Capitão indiano detido em Londres por transportar petróleo russo é 'bode expiatório', diz esposa
"Meu marido está servindo de bode expiatório", afirma, em entrevista exclusiva à AFP, a esposa do capitão indiano de um petroleiro, detido no Reino Unido sob a acusação de transportar petróleo russo alvo de sanções.
Ajay Pant, de 38 anos, foi indiciado em meados de junho por violar as sanções britânicas. Ele será julgado em dezembro e pode pegar até dez anos de prisão em um caso que pode abrir um precedente para os profissionais da Marinha mercante.
Sua esposa, Ritu Pant, de 36 anos, falou pela primeira vez desde a detenção do marido e disse à AFP que ele "está servindo de bode expiatório". "Ele simplesmente estava no lugar errado, na hora errada."
As Forças Armadas britânicas interceptaram seu navio, o Smyrtos, de bandeira camaronesa, em 14 de junho, no Canal da Mancha, na primeira operação desse tipo realizada pelo Reino Unido. Segundo o site MarineTraffic, a embarcação deixou o porto russo de Ust-Luga em 5 de junho e seguia para Port Said, no Egito.
O petroleiro é suspeito de pertencer à chamada "frota fantasma", utilizada pela Rússia para contornar as sanções ocidentais ao petróleo impostas em represália à invasão da Ucrânia em 2022.
Ajay Pant, natural de Ramnagar, uma pequena cidade no norte da Índia, está atualmente detido na prisão de Winchester, a sudoeste de Londres. Um tribunal da capital britânica negou seu pedido de liberdade sob fiança.
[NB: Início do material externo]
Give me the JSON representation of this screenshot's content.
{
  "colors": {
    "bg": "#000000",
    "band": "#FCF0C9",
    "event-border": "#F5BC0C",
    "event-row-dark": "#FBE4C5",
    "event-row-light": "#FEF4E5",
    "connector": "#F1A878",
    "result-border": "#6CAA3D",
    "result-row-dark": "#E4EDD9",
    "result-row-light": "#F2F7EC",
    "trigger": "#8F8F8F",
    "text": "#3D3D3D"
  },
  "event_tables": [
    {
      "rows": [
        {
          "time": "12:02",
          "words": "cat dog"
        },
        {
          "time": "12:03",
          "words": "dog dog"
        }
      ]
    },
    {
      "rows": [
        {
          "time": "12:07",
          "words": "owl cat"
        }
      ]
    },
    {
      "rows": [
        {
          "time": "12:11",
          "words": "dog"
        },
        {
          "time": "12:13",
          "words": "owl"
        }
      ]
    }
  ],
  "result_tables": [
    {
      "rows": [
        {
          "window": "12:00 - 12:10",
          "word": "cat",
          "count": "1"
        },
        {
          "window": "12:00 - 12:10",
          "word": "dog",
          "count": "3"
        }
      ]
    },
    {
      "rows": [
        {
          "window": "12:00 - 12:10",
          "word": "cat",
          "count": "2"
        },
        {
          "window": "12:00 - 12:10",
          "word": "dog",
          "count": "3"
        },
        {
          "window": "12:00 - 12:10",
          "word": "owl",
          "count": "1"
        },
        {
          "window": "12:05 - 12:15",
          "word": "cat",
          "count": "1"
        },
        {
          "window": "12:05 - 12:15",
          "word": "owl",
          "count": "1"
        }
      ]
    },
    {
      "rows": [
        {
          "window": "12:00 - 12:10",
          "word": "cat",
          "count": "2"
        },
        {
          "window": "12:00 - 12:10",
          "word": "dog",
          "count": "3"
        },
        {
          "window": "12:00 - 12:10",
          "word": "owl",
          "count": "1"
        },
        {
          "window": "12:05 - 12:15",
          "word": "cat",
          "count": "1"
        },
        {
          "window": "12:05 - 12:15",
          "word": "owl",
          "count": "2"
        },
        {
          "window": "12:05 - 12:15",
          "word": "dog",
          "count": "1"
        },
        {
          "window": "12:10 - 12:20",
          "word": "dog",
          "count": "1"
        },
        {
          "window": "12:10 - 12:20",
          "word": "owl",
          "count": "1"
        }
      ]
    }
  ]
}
"Ele estava arrasado e não parava de chorar", conta sua esposa, contendo as lágrimas ao recordar a primeira ligação que tiveram após a detenção.
"Ele não entendia o que estava acontecendo... Só dizia: 'Estou na prisão, por favor, me tire daqui'", recorda.
Ao lado da nora, a mãe do capitão, Deepa, pede ao governo indiano que traga seu filho "de volta para casa". Nova Délhi afirmou que acompanha o caso de perto.
- Um caso complexo -
Em uma audiência, o advogado do capitão argumentou que seu cliente "apenas cumpriu as ordens" do proprietário do navio, argumento reiterado por sua esposa.
"A responsabilidade do comandante de qualquer navio é garantir que ele chegue em segurança ao seu destino", afirma.
A acusação, porém, sustenta que, na condição de capitão, ele tinha "conhecimento da carga" a bordo, cerca de 98 mil toneladas de petróleo.
Anwar Sadat, professor da Sociedade Indiana de Direito Internacional, destaca que o caso apresenta dificuldades jurídicas "complexas".
O julgamento do capitão, previsto para começar em 15 de dezembro, pode abrir um precedente justamente em um momento em que países europeus endurecem as medidas contra a frota fantasma russa.
França, Bélgica, Finlândia e outros países europeus interceptaram recentemente navios suspeitos de contornar as sanções ocidentais contra o petróleo russo, uma fonte fundamental de financiamento para Moscou.
Nesse contexto, Ajay Pant se tornou o primeiro capitão de um petroleiro processado na Europa por supostamente violar essas medidas.
O caso "poderia criar um precedente para processar não apenas aqueles que operam a frota fantasma, mas também os marinheiros que trabalham a bordo", explica David Hammond, da ONG Human Rights at Sea International, em uma análise para a plataforma de informações marítimas Lloyd’s List Intelligence.
- "Entre a cruz e a espada" -
Desde a detenção, muitos marinheiros temem ficar "entre a cruz e a espada" em uma disputa entre potências rivais, comenta Steve Yandell, responsável pela seção de marítimos da Federação Internacional dos Trabalhadores em Transportes (ITF).
"Muitas vezes, eles não sabem que seu navio transporta petróleo sujeito a sanções e correm o risco de se ver envolvidos em um conflito geopolítico", afirma.
Sanket Joshi, um capitão indiano de 40 anos que passou mais de 20 anos no mar, considera preocupante que um comandante seja processado por "algo que pertence ao âmbito comercial", e não propriamente a questões de segurança.